On the plane I was also starting to become aware again of the intense spiritual struggle between light and dark that is going on all around us, which we (especially in the West) are often so blind to. I also thought about how this spiritual warfare for souls is just as intense on the “mission” field as it is in my everyday life even though traveling so far to such an “exotic” place can make it feel more spiritually significant. Before my trip I listened to a sermon with Sherry where the preacher was speaking to thousands of youth, chastising them for thinking that radical Christianity looked like coming to youth conferences, wearing T-shirts with verses on them, or going on foreign missions trips. Instead, he encouraged them that radical Christianity meant respecting and obeying your parents even when you don’t agree with them. I want to be excited about the truth of the gospel and its ability to change us not only here where it’s “easy” to be excited, but back home in the seemingly mundane and will fight for that.

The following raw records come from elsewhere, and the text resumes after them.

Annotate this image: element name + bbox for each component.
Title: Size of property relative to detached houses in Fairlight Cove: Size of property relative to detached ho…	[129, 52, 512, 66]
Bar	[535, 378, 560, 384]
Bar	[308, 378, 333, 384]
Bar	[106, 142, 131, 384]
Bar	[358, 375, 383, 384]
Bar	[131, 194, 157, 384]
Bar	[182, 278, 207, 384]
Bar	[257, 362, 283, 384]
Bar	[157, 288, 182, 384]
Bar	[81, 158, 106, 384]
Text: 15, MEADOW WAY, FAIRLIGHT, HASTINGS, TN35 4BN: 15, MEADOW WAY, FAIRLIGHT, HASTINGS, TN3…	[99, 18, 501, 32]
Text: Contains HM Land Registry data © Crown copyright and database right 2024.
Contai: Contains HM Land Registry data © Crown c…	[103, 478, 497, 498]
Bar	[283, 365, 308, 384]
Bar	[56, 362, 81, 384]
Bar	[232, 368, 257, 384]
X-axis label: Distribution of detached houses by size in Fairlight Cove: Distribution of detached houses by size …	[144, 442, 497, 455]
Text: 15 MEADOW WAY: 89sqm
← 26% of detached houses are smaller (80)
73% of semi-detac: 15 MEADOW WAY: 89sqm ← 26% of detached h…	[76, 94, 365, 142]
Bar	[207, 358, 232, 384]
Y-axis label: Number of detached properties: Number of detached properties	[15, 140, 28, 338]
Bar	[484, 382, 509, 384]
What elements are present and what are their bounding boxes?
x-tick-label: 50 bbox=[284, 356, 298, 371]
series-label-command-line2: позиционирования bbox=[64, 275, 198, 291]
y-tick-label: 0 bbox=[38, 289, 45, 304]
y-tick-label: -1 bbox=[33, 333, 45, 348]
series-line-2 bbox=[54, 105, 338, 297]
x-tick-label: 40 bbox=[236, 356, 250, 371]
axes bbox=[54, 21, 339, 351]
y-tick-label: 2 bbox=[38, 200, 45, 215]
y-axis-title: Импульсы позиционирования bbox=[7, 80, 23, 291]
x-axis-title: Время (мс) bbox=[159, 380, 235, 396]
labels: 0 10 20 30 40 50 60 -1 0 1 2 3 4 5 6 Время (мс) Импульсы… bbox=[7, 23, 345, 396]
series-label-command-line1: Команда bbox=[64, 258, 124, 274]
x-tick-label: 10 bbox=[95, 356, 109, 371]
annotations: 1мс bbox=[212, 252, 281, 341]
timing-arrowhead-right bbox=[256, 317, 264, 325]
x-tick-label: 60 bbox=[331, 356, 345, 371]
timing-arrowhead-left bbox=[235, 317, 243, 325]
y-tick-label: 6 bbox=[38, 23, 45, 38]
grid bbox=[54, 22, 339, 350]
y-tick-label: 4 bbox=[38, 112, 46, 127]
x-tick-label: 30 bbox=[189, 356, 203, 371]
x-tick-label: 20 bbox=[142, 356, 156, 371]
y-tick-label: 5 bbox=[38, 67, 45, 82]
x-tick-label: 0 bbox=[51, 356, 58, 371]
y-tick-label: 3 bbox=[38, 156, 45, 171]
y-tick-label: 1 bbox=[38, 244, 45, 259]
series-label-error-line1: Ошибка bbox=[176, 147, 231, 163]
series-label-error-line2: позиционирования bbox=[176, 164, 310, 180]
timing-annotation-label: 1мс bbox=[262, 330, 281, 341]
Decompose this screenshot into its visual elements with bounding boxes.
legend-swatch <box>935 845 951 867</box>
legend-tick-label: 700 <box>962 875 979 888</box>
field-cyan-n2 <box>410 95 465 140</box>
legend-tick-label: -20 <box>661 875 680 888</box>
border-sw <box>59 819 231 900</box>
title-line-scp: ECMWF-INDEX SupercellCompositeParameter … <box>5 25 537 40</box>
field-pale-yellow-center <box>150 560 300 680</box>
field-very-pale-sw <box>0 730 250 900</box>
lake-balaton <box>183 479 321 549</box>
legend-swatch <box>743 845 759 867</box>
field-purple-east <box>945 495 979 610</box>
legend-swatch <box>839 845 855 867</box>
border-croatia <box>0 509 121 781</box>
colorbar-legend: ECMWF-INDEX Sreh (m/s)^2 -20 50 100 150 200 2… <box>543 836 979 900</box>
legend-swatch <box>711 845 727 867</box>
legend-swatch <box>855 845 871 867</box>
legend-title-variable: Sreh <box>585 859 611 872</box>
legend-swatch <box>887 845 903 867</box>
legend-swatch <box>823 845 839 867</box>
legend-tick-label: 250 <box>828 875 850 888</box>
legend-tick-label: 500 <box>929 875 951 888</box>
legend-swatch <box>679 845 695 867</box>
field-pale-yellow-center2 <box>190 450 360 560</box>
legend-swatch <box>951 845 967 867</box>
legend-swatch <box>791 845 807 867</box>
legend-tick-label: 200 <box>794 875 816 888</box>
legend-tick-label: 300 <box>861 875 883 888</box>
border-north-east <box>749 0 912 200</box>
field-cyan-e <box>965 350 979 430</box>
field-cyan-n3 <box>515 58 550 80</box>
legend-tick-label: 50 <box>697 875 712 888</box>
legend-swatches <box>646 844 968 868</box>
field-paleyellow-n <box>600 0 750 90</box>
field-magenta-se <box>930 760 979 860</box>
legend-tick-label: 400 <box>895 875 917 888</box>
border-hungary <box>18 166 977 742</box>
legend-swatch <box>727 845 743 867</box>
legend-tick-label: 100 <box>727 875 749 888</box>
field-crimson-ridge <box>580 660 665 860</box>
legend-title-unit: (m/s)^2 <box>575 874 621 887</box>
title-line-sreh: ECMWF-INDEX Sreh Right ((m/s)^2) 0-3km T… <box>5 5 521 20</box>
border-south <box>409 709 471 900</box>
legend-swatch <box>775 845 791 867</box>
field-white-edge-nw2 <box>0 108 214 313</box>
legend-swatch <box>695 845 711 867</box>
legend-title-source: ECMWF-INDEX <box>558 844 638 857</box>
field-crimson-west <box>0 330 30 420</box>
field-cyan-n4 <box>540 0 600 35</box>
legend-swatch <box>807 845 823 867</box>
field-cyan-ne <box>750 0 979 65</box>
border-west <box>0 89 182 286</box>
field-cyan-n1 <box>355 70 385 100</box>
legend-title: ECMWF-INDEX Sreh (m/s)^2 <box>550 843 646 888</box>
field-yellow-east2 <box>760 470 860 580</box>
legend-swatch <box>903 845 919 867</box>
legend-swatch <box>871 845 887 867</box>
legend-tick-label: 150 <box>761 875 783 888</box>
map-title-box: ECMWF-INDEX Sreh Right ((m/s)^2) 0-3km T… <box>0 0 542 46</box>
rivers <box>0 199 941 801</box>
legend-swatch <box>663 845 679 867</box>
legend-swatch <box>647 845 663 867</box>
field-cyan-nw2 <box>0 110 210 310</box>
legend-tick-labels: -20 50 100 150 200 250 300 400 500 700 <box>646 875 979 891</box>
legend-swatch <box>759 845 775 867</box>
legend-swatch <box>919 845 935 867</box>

You might find the following analogy silly, but I don’t care ???? I watched Spider-man 2 on the Qatar flight and a scene brought me to tears because of the spiritual significance that I saw in it. After helping the city in heroic ways for a long time Spider-man leaves the scene for about 6 months while grieving, leaving the city desperate for his help. A little boy who had met spider-man earlier in the film was in public with a crowd when a villain began to threaten the police. He was wearing a little Spider-man suit and escaped from his mother to run out into the street between the people and police and the villain, believing that since he was spider-man that maybe he could save everyone. I lost it when he boldly stepped up, challenging the villain, only to have the villain laugh (rightly so). As he was facing the villain, the real spider-man returned and hovered behind the boy (that’s when I lost it). I saw myself as that little boy, facing the enemies of mankind (Paul refers to them as the spiritual forces of wickedness), dressed in the outfit of my king (who everyone says is gone never to return), drawing boldness from my identity as belonging to Him and my believe in his power over my enemies. Please pray that through the areas of worship and music, I’ll boldly proclaim the gospel of salvation in Jesus Christ alone, and for the conversion of souls to Him through my efforts and those of my team and the churches and ministries we are helping here.
Today and tomorrow I’ll be studying and visiting various ministry leaders, and being a resource to Sam and Randy who are working on the recording studio. I may teach a devotional and songwriting workshop tomorrow (Tuesday) and Wed-Thurs is the Kathmandu worship seminar (9am-5pm). Friday we travel to Hetauda for my preaching and teaching roles there on Saturday and Sunday we return. It looks like I’ll get to visit with Ed and Kelly Boehm Tuesday evening.